Project description:BACKGROUND:Bone destruction is one of many severe complications that occurs in patients with rheumatoid arthritis (RA) and current therapies are unable to cure this manifestation. This study here aims to determine whether GMSC can directly inhibit osteoclast formation and eventually attenuate osteoclastogenesis and bone erosion in an inflammatory milieu. METHOD:GMSC were co-cultured with osteoclast precursors with or without CD39 inhibitor, CD73 inhibitor or adenosine receptors inhibitors pretreatment and osteoclast formation were evaluated in vitro. 2×10^6 GMSC per mouse were transferred to CIA mice and pathology scores, the frequency of osteoclasts, bone erosion in joints were assessed in vivo. FINDING:GMSC but not control cells, markedly suppressed human or mice osteoclastogenesis in vitro. GMSC treatment also resulted in a dramatically decreased level of NF-κB p65/p50 in osteoclasts in vitro. Infusion of GMSC to CIA significantly attenuated the severity of arthritis, pathology scores, frequency of osteoclasts, particularly bone erosion, as well as a decreased expression of RANKL in synovial tissues in vivo.
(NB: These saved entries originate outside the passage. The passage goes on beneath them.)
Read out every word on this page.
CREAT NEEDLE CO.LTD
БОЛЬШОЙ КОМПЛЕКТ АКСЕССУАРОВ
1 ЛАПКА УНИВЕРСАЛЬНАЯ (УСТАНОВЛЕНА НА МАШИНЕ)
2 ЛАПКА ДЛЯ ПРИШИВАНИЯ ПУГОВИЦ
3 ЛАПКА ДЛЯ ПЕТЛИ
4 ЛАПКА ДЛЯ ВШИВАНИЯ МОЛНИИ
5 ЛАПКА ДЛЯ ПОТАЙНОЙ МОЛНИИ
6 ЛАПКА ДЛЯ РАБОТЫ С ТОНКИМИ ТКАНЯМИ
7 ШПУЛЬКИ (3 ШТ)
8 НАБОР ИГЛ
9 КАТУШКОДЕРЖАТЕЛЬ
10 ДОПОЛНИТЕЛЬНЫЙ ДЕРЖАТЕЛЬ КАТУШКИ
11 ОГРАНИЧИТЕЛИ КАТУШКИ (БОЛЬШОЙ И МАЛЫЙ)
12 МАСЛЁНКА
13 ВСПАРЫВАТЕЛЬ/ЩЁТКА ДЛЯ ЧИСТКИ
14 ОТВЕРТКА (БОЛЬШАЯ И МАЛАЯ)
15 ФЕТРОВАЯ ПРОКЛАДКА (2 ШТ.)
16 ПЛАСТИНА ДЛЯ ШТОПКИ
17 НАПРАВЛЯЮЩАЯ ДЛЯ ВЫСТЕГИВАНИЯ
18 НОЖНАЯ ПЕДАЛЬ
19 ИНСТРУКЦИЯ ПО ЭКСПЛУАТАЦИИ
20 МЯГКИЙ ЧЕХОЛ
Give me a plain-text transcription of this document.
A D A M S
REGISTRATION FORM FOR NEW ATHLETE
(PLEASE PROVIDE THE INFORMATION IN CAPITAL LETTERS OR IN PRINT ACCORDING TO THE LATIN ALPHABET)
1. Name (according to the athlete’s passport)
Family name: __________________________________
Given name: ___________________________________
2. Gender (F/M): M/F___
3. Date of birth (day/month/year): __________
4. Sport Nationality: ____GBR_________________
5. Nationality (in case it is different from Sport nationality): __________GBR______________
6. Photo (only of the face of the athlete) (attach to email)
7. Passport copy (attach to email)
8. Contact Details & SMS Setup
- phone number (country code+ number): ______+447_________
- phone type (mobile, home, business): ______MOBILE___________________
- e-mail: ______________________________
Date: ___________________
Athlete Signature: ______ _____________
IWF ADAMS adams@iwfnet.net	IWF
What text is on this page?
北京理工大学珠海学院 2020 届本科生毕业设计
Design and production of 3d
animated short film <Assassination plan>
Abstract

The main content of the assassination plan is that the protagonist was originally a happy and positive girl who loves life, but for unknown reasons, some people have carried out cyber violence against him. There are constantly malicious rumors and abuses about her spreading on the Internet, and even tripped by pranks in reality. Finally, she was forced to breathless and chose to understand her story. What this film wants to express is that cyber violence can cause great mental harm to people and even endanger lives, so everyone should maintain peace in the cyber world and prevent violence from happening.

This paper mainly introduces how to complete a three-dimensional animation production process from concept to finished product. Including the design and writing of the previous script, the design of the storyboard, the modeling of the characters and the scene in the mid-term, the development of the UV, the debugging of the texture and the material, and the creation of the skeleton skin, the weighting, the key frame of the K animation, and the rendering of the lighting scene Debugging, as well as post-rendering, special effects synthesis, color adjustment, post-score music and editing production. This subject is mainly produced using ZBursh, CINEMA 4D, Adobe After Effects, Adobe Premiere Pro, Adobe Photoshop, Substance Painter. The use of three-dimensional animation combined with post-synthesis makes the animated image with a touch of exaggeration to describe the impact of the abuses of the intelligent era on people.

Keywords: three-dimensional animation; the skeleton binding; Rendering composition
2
Blockade of CD39/CD73 or adenosine receptors has significantly abrogated the suppressive ability of GMSC in vitro and therapeutic effect of GMSC on bone erosion during CIA in vivo. INTERPRETATION:GMSC inhibit osteoclast formation in vitro and in vivo partially via CD39-CD73-adenosine signals. Manipulation of GMSC may have a therapeutic implication on rheumatoid arthritis and other bone erosion related diseases. FUND: This study was supported by grants from the National Key R&D Program of China (2017YFA0105801 to F.H); the Zhujiang Innovative and Entrepreneurial Talent Team Award of Guangdong Province (2016 ZT 06S 252 to F·H) and National Institutes of Health (R01 AR059103, R61 AR073409 and NIH Star Award to S.G.Z).